I have a Bank
class with a list of Account
. The bank has a transfer()
method to transfer a value from one account to another. The idea is to lock both the from
and to
accounts within a transfer.
To solve this issue I have the following code (please bear in mind that this is a very trivial example because it's just that, an example):
public class Account {
private int mBalance;
public Account() {
mBalance = 0;
}
public void withdraw(int value) {
mBalance -= value;
}
public void deposit(int value) {
mBalance += value;
}
}
public class Bank {
private List<Account> mAccounts;
private int mSlots;
public Bank(int slots) {
mAccounts = new ArrayList<Account>(Collections.nCopies(slots, new Account()));
mSlots = slots;
}
public void transfer(int fromId, int toId, int value) {
synchronized(mAccounts.get(fromId, toId)) {
synchronized(mAccounts.get(toId)) {
mAccounts.get(fromId).withdraw(value);
mAccounts.get(toId).deposit(value);
}
}
}
}
This works, but does not prevent deadlocks.
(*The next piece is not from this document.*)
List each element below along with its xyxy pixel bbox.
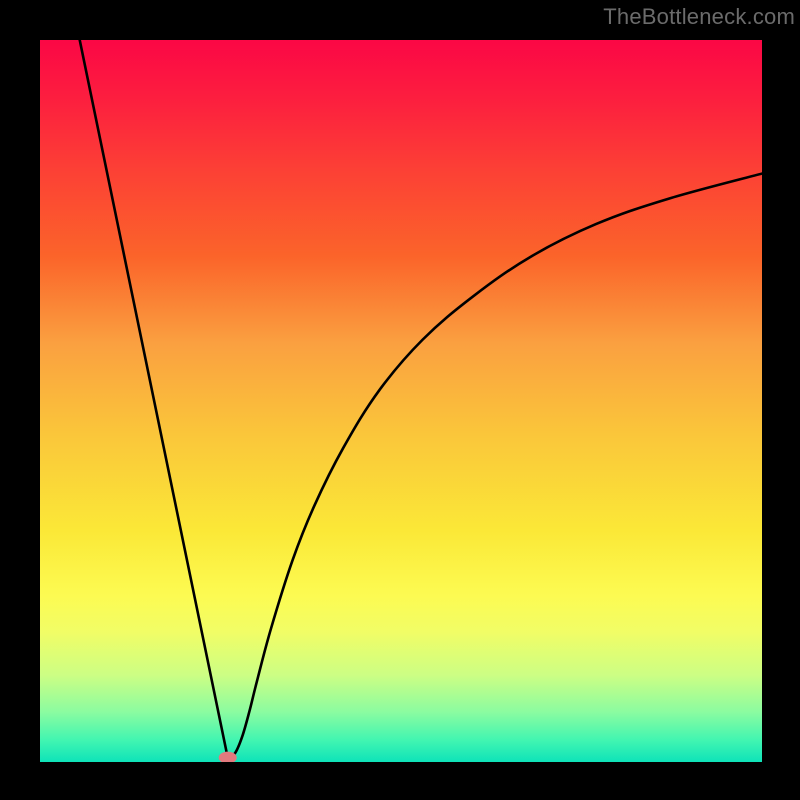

To fix that, we need to change the synchronization to the following:
synchronized(mAccounts.get(Math.min(fromId, toId))) {
synchronized(mAccounts.get(Math.max(fromId, toId))) {
mAccounts.get(fromId).withdraw(value);
mAccounts.get(toId).deposit(value);
}
}
But the compiler warns me about nested synchronization blocks and I trust that that is a bad thing to do? Also, I'm not very fond of the max/min solution (I was not the one who came up with that idea) and I would like to avoid that if possible.
How would one fix those 2 problems above? If we could lock on more than one object, we would lock both the from
and to
account, but we can't do that (as far as I know). What's the solution then?